Menariknya, kapal nelayan itu kemudian ‘diselamatkan’ oleh kapal lain milik Tiongkok yang seakan berlaku sebagai ‘pengawal’. Ditegaskan oleh ‘pengawal’ itu bahwa kapal nelayan tersebut tidak memasuki perairan Indonesia dan mereka beraktivitas di perairan Tiongkok. Dalam penyataan resmi oleh pejabat Tiongkok, konon kapal nelayan tersebut diyakini beraktivitas di tempat penangkapan ikan tradisional alias traditional fishing ground Tiongkok. Singkat cerita, Indonesia yakin kapal itu memasuki perairan Indonesia, Tiongkok juga yakin bahwa kapal itu masih berada di perairan Tiongkok. Gambar 1 berikut menunjukkan lokasi LTS yang dicuplik dari Peta NKRI 2015.

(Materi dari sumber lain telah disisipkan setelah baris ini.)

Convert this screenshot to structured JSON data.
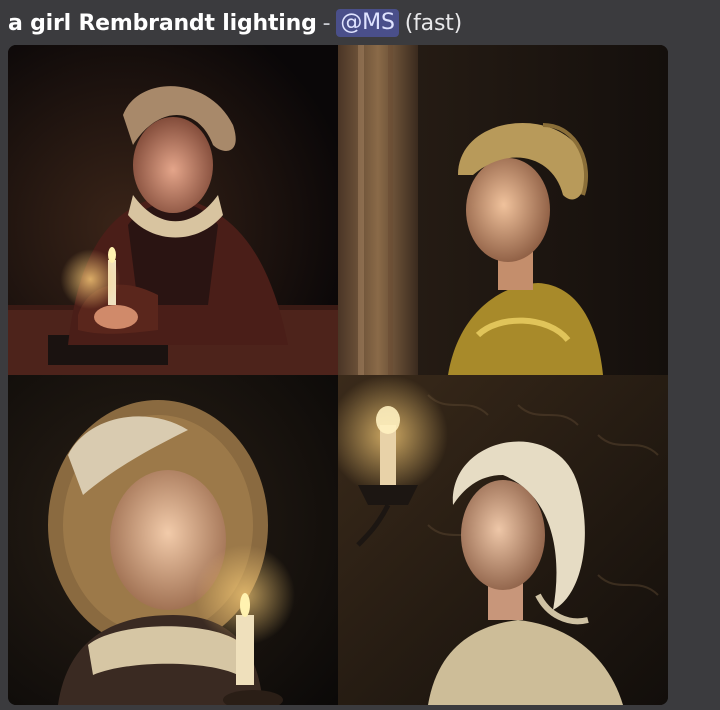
{
  "message": {
    "prompt": "a girl Rembrandt lighting",
    "separator": "-",
    "mention": "@MS",
    "mode": "(fast)"
  },
  "image_grid": {
    "colors": {
      "background": "#3b3b3e",
      "mention_bg": "#4a4f8a",
      "candle_glow": "#ffd27a"
    }
  }
}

Gambar 1 Lokasi Laut Tiongkok Selatan
Gambar 1 Lokasi Laut Tiongkok Selatan (link gambar: http://bit.ly/NKRI-LTS)

Pertanyaan penting yang dijawab tulisan itu adalah “benarkah Tiongkok melakukan pencurian ikan di laut Indonesia?”. Secara khusus, tulisan ini membahas klaim laut oleh negara-negara di sekitar LTS, batas maritim yang sudah ada di LTS, insiden tanggal 19 Maret 2016, serta kemungkinan penyelesaian kasus.

Klaim dan Batas Maritim di LTS
Dewasa ini, klaim atas kawasan maritim diatur oleh Konvensi PBB tentang Hukum Laut alias United Nations Convention on the Law of the Sea (UNCLOS). Indonesia dan Tiongkok sama-sama telah mengakui/meratifikasi UNCLOS dalam hukum domestik mereka. Artinya kedua negara telah mengakui ketentuan hukum yang ada di UNCLOS dan selayaknya menerapkan aturan tersebut dengan konsekuan.

Menurut UNCLOS, negara pantai seperti Indonesia dan Tiongkok berhak atas kawasan laut yang lebarnya diukur dari garis pangkal (umumnya garis pantai). Kawasan laut itu meliputi laut territorial (12 mil laut), zona tambahan (24 mil laut), ZEE (200 mil laut) dan Landas Kontinen alias dasar laut yang lebarnya bisa lebih dari 200 mil laut.

Indonesia memiliki hak maritim di LTS yang diukur dari pulau paling utara Kepulauan Natuna. Meskipun punya hak, perlu diingat bahwa di sekitar kawasan itu juga ada negara lain dengan hak yang sama, yaitu Malaysia dan Veitnam. Masing-masing tentu memiliki usulan sendiri-sendiri sesuai dengan hak mereka menurut UNCLOS. Seperti Indonesia, Malaysia dan Vietnam juga telah mengakui/meratifikasi UNCLOS.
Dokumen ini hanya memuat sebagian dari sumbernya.